Mild Mitochondrial Uncoupling and Calorie Restriction Increase Fasting eNOS, Akt and Mitochondrial Biogenesis

  • Fernanda M. Cerqueira, 
  • Francisco R. M. Laurindo, 
  • Alicia J. Kowaltowski


Enhanced mitochondrial biogenesis promoted by eNOS activation is believed to play a central role in the beneficial effects of calorie restriction (CR).
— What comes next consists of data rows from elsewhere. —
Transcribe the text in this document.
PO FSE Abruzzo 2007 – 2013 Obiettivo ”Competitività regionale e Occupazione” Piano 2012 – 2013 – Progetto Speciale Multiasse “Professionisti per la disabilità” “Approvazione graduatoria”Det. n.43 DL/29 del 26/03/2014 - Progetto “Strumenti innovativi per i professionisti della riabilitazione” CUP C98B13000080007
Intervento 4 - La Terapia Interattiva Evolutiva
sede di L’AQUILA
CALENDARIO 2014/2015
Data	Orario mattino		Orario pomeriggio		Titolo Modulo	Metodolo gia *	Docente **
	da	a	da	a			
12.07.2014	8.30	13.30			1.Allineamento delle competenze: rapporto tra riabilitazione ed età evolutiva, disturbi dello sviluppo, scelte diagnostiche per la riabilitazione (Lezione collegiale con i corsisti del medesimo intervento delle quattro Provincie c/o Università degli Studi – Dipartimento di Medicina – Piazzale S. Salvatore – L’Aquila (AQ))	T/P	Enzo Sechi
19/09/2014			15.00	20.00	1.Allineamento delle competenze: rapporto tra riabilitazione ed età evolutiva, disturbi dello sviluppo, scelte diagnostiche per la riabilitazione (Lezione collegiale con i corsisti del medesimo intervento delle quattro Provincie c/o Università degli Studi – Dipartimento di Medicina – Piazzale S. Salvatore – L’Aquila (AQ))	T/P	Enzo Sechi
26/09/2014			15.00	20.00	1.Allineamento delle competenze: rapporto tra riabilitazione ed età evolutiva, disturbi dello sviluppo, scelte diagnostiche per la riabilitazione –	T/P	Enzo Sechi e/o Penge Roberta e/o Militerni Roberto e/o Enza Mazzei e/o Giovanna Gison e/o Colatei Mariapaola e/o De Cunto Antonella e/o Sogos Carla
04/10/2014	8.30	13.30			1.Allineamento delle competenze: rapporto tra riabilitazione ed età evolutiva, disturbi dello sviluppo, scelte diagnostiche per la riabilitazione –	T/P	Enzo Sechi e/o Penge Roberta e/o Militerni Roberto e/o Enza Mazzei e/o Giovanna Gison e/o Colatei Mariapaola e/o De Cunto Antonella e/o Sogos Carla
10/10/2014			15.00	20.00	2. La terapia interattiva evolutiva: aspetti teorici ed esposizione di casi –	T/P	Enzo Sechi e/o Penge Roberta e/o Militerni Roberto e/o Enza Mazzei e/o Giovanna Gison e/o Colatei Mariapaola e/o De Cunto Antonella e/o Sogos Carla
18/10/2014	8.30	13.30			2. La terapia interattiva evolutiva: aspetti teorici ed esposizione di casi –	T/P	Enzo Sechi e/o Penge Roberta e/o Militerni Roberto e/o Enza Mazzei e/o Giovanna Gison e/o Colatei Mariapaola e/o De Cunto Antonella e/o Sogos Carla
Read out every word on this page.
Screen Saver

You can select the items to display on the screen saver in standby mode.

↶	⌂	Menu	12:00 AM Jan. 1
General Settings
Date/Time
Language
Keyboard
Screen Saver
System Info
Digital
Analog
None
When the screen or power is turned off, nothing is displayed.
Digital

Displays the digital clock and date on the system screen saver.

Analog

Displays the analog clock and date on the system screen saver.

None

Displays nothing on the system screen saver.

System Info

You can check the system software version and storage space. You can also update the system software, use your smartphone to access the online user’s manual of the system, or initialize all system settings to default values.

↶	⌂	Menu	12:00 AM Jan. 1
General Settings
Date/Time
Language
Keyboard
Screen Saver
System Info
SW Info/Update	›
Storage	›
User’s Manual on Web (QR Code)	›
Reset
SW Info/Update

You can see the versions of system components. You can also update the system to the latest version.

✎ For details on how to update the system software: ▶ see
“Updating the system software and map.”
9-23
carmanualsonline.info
Since treatment of mice with dinitrophenol (DNP) promotes health and lifespan benefits similar to those observed in CR, we hypothesized that it could also impact biogenesis. We found that DNP and CR increase citrate synthase activity, PGC-1α, cytochrome c oxidase and mitofusin-2 expression, as well as fasting plasma levels of NO products. In addition, eNOS and Akt phosphorylation in skeletal muscle and visceral adipose tissue was activated in fasting CR and DNP animals. Overall, our results indicate that systemic mild uncoupling activates eNOS and Akt-dependent pathways leading to mitochondrial biogenesis.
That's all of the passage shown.